Очень рано – лет с четырнадцати, если не с тринадцати, Долли начала «выезжать в свет» вместе с матерью и сестрой. Во Флоренции, надо сказать, единого высшего общества не было. Католическая итальянская аристократия держалась особняком. Иностранцев там принимали неохотно. Очень замкнутая, чинная и довольно скучная среда, особенно старшее поколение. Был во Флоренции и двор. Не бог весть какой государь великий герцог Тосканский, но жил Фердинанд III в своей резиденции, дворце Питти, как монарх великой державы. Английская путешественница, леди Кемпбелл, побывавшая в 1817 году на придворном празднестве, пишет в своем дневнике: «Устройство дворцовой службы, число прислуги и стражи намного превосходит то, что видишь при наших дворах»[42]. Возможно, что во Флоренции на протяжении веков сохранялась по традиции пышность Лоренцо Великолепного.

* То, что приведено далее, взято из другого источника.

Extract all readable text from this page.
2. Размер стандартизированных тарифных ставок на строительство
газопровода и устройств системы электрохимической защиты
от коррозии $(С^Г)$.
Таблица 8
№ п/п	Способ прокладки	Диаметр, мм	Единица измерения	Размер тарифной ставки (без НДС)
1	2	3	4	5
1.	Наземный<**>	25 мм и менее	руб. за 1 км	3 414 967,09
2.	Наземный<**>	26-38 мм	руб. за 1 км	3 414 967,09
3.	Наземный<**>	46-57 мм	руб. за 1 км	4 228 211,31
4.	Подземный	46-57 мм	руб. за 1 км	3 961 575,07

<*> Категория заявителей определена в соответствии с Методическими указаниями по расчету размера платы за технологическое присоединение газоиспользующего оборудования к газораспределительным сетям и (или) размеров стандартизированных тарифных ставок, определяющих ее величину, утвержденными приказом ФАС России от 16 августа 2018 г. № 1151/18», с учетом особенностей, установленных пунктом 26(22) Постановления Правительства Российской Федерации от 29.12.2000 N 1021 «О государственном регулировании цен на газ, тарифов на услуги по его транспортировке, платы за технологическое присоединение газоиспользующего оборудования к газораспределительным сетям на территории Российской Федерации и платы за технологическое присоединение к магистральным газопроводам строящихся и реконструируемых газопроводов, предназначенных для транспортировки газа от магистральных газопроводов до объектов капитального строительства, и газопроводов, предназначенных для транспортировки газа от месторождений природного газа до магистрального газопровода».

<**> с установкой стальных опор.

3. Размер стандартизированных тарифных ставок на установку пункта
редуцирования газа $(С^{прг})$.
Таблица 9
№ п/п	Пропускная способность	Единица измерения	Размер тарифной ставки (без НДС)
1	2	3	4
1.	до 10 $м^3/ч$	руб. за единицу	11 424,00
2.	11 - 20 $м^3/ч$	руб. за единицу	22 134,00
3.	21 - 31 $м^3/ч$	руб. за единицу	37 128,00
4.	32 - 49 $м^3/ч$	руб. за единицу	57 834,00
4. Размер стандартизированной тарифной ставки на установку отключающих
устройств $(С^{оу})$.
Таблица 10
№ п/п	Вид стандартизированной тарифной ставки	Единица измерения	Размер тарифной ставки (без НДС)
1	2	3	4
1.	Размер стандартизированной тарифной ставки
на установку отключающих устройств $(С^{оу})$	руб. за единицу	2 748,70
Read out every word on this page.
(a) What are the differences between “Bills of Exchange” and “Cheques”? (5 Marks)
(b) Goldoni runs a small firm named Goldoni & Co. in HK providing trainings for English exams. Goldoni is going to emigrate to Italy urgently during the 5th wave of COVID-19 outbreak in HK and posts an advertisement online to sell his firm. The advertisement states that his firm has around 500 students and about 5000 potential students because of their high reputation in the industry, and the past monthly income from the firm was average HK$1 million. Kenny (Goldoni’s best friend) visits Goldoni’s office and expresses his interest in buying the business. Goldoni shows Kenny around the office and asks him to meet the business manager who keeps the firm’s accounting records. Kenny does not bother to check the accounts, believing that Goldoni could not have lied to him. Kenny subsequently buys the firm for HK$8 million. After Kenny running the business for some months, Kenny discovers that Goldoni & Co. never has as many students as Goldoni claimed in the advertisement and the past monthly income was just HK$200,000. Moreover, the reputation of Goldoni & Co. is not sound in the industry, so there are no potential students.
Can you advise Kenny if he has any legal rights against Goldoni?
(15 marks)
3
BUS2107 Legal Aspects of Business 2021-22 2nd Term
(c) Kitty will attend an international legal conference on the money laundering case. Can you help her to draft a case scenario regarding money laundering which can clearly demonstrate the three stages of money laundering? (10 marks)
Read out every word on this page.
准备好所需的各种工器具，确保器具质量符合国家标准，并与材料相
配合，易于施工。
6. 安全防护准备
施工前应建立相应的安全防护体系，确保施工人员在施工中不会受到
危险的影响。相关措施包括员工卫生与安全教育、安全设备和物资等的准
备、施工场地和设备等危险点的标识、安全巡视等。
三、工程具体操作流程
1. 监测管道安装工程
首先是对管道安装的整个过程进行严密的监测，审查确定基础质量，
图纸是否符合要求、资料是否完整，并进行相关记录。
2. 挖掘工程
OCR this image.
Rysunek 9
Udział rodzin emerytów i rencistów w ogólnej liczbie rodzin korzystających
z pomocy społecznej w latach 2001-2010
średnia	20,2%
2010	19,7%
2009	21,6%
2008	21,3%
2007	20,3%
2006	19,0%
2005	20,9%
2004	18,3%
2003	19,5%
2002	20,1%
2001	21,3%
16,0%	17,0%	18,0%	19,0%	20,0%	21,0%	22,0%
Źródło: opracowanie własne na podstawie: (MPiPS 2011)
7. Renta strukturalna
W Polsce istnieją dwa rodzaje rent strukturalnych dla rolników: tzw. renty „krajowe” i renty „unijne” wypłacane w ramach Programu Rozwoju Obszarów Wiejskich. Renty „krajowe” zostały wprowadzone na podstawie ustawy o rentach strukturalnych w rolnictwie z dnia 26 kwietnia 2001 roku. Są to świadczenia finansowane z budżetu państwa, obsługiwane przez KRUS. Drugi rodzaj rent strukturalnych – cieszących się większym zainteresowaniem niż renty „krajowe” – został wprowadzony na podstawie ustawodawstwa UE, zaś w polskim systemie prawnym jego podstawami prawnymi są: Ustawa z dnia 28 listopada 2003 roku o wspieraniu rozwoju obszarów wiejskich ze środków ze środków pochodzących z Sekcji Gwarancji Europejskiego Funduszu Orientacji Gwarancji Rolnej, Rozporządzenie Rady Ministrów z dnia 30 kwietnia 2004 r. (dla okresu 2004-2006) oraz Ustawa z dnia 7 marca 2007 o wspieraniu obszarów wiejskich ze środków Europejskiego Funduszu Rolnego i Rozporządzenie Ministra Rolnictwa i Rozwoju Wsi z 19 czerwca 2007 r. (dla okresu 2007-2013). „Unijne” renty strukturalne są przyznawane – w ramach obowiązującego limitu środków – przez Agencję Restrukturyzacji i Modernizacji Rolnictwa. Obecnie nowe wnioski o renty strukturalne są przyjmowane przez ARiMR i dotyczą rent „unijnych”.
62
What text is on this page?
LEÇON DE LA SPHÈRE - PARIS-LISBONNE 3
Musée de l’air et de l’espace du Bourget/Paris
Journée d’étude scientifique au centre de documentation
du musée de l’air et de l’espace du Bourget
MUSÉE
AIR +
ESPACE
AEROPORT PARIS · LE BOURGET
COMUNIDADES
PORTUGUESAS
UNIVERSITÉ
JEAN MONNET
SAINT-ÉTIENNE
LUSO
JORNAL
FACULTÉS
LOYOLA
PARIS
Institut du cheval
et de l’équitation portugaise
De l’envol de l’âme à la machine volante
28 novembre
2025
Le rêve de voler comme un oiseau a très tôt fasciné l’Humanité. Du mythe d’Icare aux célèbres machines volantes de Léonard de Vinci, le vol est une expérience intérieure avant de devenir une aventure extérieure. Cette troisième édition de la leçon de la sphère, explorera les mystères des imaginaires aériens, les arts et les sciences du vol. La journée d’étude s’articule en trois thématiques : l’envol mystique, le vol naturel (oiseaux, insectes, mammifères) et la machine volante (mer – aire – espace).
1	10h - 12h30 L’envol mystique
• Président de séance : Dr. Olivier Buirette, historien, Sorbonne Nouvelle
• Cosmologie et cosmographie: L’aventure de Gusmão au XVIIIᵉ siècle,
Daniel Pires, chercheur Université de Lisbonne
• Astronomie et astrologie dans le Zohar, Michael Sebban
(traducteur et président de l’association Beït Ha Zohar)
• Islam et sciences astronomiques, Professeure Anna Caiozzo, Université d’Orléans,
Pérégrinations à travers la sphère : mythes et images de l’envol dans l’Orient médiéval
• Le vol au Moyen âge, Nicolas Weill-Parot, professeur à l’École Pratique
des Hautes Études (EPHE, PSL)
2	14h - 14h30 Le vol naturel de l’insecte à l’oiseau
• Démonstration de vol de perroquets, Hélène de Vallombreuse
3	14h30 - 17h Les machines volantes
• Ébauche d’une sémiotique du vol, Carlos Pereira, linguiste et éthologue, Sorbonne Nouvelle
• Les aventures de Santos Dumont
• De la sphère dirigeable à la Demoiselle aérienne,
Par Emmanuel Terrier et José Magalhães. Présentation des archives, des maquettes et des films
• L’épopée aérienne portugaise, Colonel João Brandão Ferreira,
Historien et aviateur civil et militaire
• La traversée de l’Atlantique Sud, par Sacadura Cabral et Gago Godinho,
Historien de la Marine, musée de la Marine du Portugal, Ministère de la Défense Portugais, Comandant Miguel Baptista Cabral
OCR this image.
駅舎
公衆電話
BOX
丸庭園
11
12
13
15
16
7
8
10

Семья русского поверенного в делах не только бывала во дворце, но и близко познакомилась с родными герцога. Молодая наследная принцесса Анна-Каролина (1799–1832), для Долли Тизенгаузен просто «Нани», стала ее любимой старшей подругой. Впоследствии, когда Анна-Каролина, с 1824 года великая герцогиня Тосканская, мучительно умирала, Дарья Федоровна записала в дневнике 16 декабря 1831 года: «Столько лет уже я люблю ее, как сестру ‹…› дня не проходит, чтобы я мысленно не была с ней. Это подлинная любовь, а для нее не существует ни времени, ни разлуки»[43].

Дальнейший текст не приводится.